Planning Board member Rich Salois asked how it would affect the water source, and if iodine was one of those chemicals that doesn’t dissipate.
Planning Board member Bob Goyette said the description describes it as non-hazardous if ingested. “I’m with you, we should aggressively protect the water source,” he said.
Magarian said she would like to have some reassurance that long-term buildup doesn’t occur, that it does dissipate over time. She said it comes in 50 gallon barrels, and asked how much would be used per day.

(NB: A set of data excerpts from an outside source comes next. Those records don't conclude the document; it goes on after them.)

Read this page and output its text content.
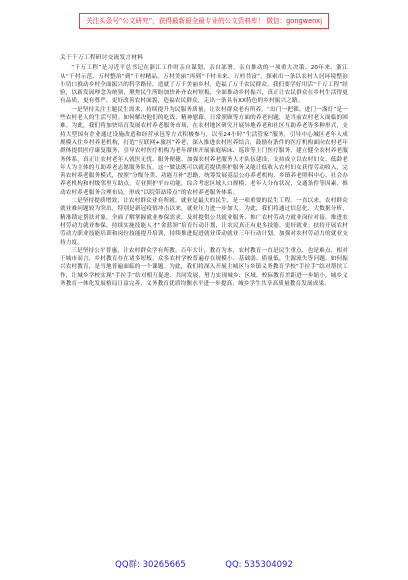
关注头条号“公文研究”，获得最新最全最专业的公文资料库！ 微信：gongwenxj
关于千万工程研讨交流发言材料

“千万工程”是习近平总书记在浙江工作时亲自谋划、亲自部署、亲自推动的一项重大决策。20年来，浙江从“千村示范、万村整治”到“千村精品、万村美丽”再到“千村未来、万村共富”，探索出一条以农村人居环境整治小切口推动乡村全面振兴的科学路径，造就了万千美丽乡村，造福了万千农民群众。我们要学好用活“千万工程”经验，以新发展理念为统领，聚焦民生所盼加快补齐农村短板，全面推动乡村振兴，真正让农民群众在乡村生活得更有品质、更有尊严，更好改善农村面貌，造福农民群众，走出一条具有XX特色的乡村振兴之路。

一是坚持关注主题民生需求，持续提升为民服务质量，让农村群众老有所养。“出门一把锁、进门一盏灯”是一些农村老人的生活写照。如何解决他们的吃饭、精神慰藉、日常照顾等方面的养老问题，是当前农村老人面临的困难。为此，我们将加快培育发展农村养老服务市场，在农村地区研究开展异地养老和社区互助养老等多种形式，支持大型国有企业通过设施改造和经营承包等方式积极参与，以至24小时“生活管家”服务，引导中心城区老年人成规模入住乡村养老机构，打造“互联网+旅居”养老，深入推进农村医养结合，鼓励有条件的医疗机构面向农村老年群体提供医疗康复服务，引导农村医疗机构为老年群体开展家庭病床、巡诊等上门医疗服务，建立健全农村养老服务体系，真正让农村老年人就医无忧、服务便捷。加强农村养老服务人才队伍建设，支持成立以农村妇女、低龄老年人为主体的互助养老志愿服务队伍，这一做法既可以就近提供照护服务又能让低收入农村妇女获得劳动收入，完善农村养老服务模式，按照“分级分类、功能互补”思路，统筹发展基层公办养老机构、乡镇养老照料中心、社会办养老机构和村级邻里互助点，专业照护平台功能，综合考虑区域人口规模、老年人分布状况、交通条件等因素，推动农村养老服务合理布局，形成“以院带站带点”的农村养老服务体系。

二是坚持提质增效，让农村群众业有所就。就业是最大的民生，是一项重要的民生工程。一直以来，农村群众就业难问题较为突出，特别是新冠疫情冲击以来，就业压力进一步加大。为此，我们将通过信息化、大数据分析，精准锁定帮扶对象，全面了解掌握就业参保需求，及时提供公共就业服务，推广农村劳动力就业岗位对接、推进农村劳动力就业参保，持续实施技能人才“金蓝领”培育行动计划，让农民真正有更多技能、更好就业；扶持开展农村劳动力职业技能培训和岗位技能提升培训，持续推进促进就业带动就业三年行动计划，加强对农村劳动力的就业支持力度。

三是坚持公平普惠，让农村群众学有所教。百年大计，教育为本，农村教育一直是民生重点，也是难点，相对于城市而言，乡村教育存在诸多短板，众多农村学校普遍存在规模小、基础弱、质量低、生源流失等问题。如何振兴农村教育，是当地普遍面临的一个课题。为此，我们将深入开展主城区与乡镇义务教育学校“手拉手”结对帮扶工作，让城乡学校实现“手拉手”结对相互促进、共同发展，努力实现城乡、区域、校际教育差距进一步缩小，城乡义务教育一体化发展格局日益完善，义务教育优质均衡水平进一步提高，城乡学生共享高质量教育发展成果。

QQ群: 30265665	QQ: 535304092
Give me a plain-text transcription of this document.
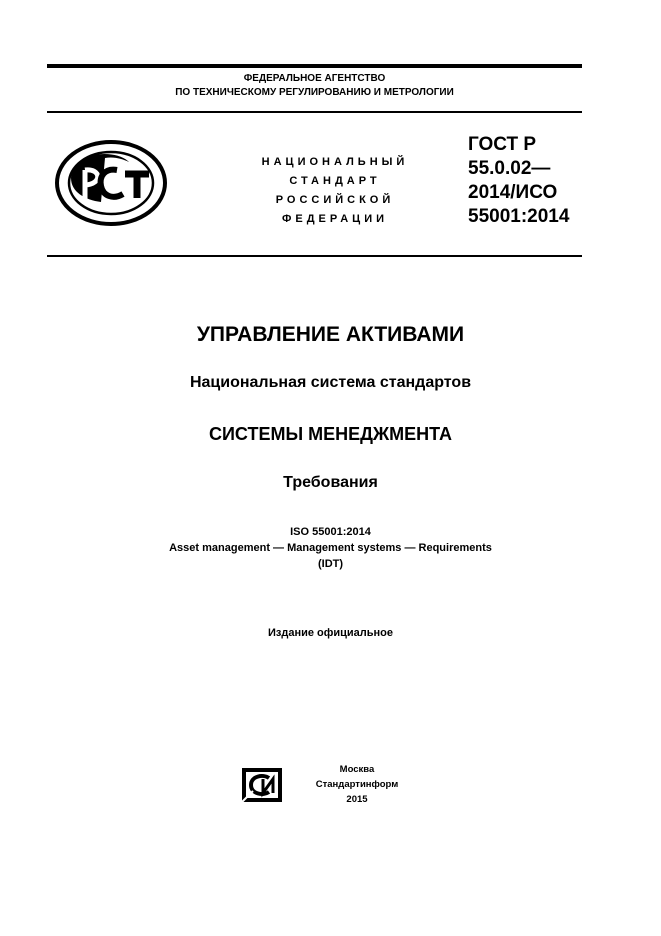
ФЕДЕРАЛЬНОЕ АГЕНТСТВО
ПО ТЕХНИЧЕСКОМУ РЕГУЛИРОВАНИЮ И МЕТРОЛОГИИ
НАЦИОНАЛЬНЫЙ
СТАНДАРТ
РОССИЙСКОЙ
ФЕДЕРАЦИИ
ГОСТ Р
55.0.02—
2014/ИСО
55001:2014
УПРАВЛЕНИЕ АКТИВАМИ
Национальная система стандартов
СИСТЕМЫ МЕНЕДЖМЕНТА
Требования
ISO 55001:2014
Asset management — Management systems — Requirements
(IDT)
Издание официальное
Москва
Стандартинформ
2015
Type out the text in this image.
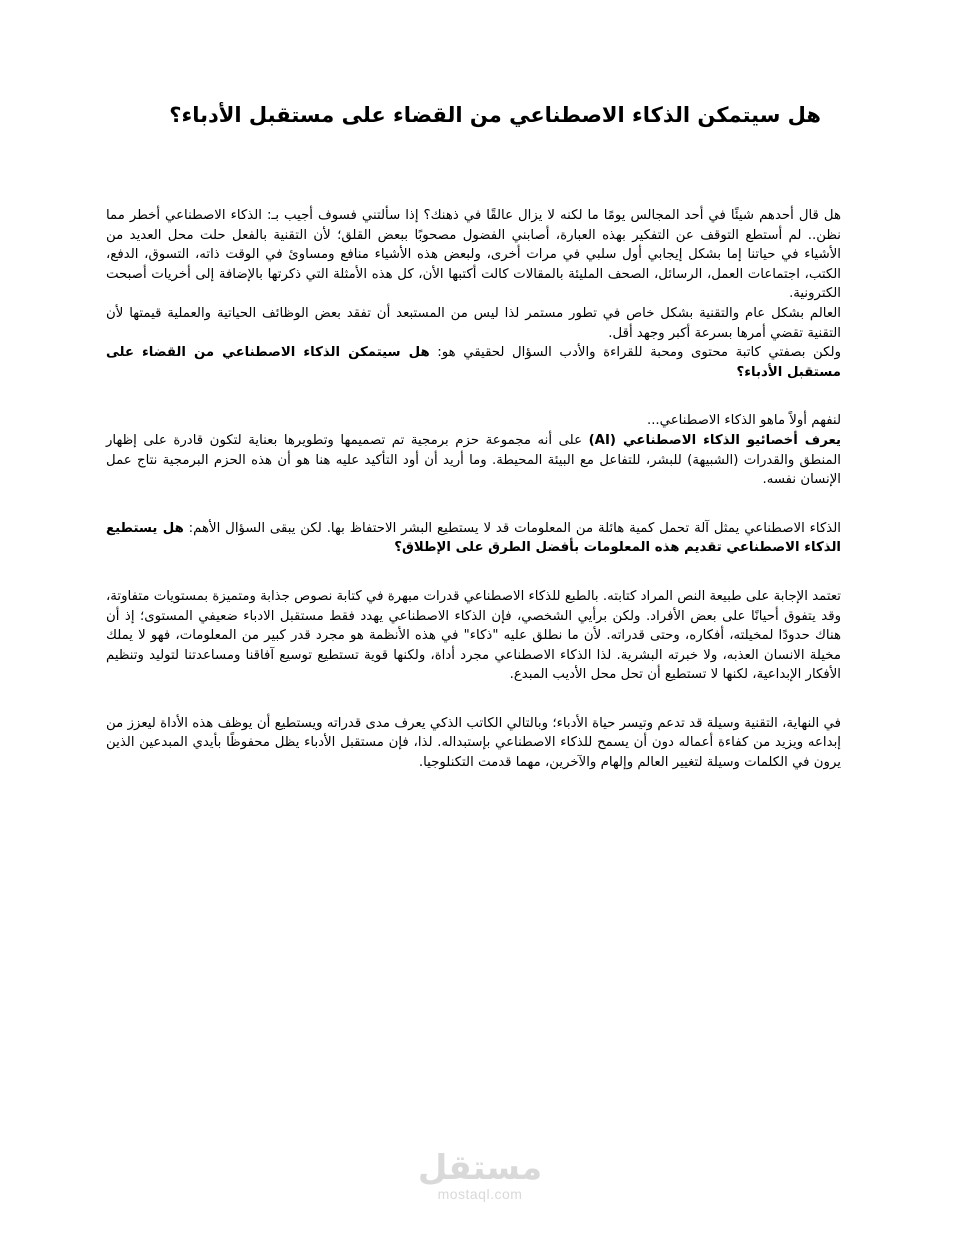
هل سيتمكن الذكاء الاصطناعي من القضاء على مستقبل الأدباء؟

هل قال أحدهم شيئًا في أحد المجالس يومًا ما لكنه لا يزال عالقًا في ذهنك؟ إذا سألتني فسوف أجيب بـ: الذكاء الاصطناعي أخطر مما نظن.. لم أستطع التوقف عن التفكير بهذه العبارة، أصابني الفضول مصحوبًا ببعض القلق؛ لأن التقنية بالفعل حلت محل العديد من الأشياء في حياتنا إما بشكل إيجابي أول سلبي في مرات أخرى، ولبعض هذه الأشياء منافع ومساوئ في الوقت ذاته، التسوق، الدفع، الكتب، اجتماعات العمل، الرسائل، الصحف المليئة بالمقالات كالت أكتبها الأن، كل هذه الأمثلة التي ذكرتها بالإضافة إلى أخريات أصبحت الكترونية.

العالم بشكل عام والتقنية بشكل خاص في تطور مستمر لذا ليس من المستبعد أن تفقد بعض الوظائف الحياتية والعملية قيمتها لأن التقنية تقضي أمرها بسرعة أكبر وجهد أقل.

ولكن بصفتي كاتبة محتوى ومحبة للقراءة والأدب السؤال لحقيقي هو: هل سيتمكن الذكاء الاصطناعي من القضاء على مستقبل الأدباء؟

لنفهم أولاً ماهو الذكاء الاصطناعي...

يعرف أخصائيو الذكاء الاصطناعي (AI) على أنه مجموعة حزم برمجية تم تصميمها وتطويرها بعناية لتكون قادرة على إظهار المنطق والقدرات (الشبيهة) للبشر، للتفاعل مع البيئة المحيطة. وما أريد أن أود التأكيد عليه هنا هو أن هذه الحزم البرمجية نتاج عمل الإنسان نفسه.

الذكاء الاصطناعي يمثل آلة تحمل كمية هائلة من المعلومات قد لا يستطيع البشر الاحتفاظ بها. لكن يبقى السؤال الأهم: هل يستطيع الذكاء الاصطناعي تقديم هذه المعلومات بأفضل الطرق على الإطلاق؟

تعتمد الإجابة على طبيعة النص المراد كتابته. بالطبع للذكاء الاصطناعي قدرات مبهرة في كتابة نصوص جذابة ومتميزة بمستويات متفاوتة، وقد يتفوق أحيانًا على بعض الأفراد. ولكن برأيي الشخصي، فإن الذكاء الاصطناعي يهدد فقط مستقبل الادباء ضعيفي المستوى؛ إذ أن هناك حدودًا لمخيلته، أفكاره، وحتى قدراته. لأن ما نطلق عليه "ذكاء" في هذه الأنظمة هو مجرد قدر كبير من المعلومات، فهو لا يملك مخيلة الانسان العذبه، ولا خبرته البشرية. لذا الذكاء الاصطناعي مجرد أداة، ولكنها قوية تستطيع توسيع آفاقنا ومساعدتنا لتوليد وتنظيم الأفكار الإبداعية، لكنها لا تستطيع أن تحل محل الأديب المبدع.

في النهاية، التقنية وسيلة قد تدعم وتيسر حياة الأدباء؛ وبالتالي الكاتب الذكي يعرف مدى قدراته ويستطيع أن يوظف هذه الأداة ليعزز من إبداعه ويزيد من كفاءة أعماله دون أن يسمح للذكاء الاصطناعي بإستبداله. لذا، فإن مستقبل الأدباء يظل محفوظًا بأيدي المبدعين الذين يرون في الكلمات وسيلة لتغيير العالم وإلهام والآخرين، مهما قدمت التكنلوجيا.

مستقل
mostaql.com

Albert said it would be used when fans are blowing air out of the greenhouse, once or twice an hour for a short period of time at a liter a minute. He said during winter, herbal spring and late fall, no air would be blowing out of the greenhouse. He also said that it has been used for 30 years in waste and poultry facilities and on pig farms out west. He said the company is currently marketing to cannabis growers, and is changing the name of the product to “cannabuster.”
Planning Board member Phil McEwan said the product is 98 percent water, and .025 iodine. “I’m not worried about it,” he said. The public hearing was then closed, and the site permit granted with conditions, with Magarian opposed.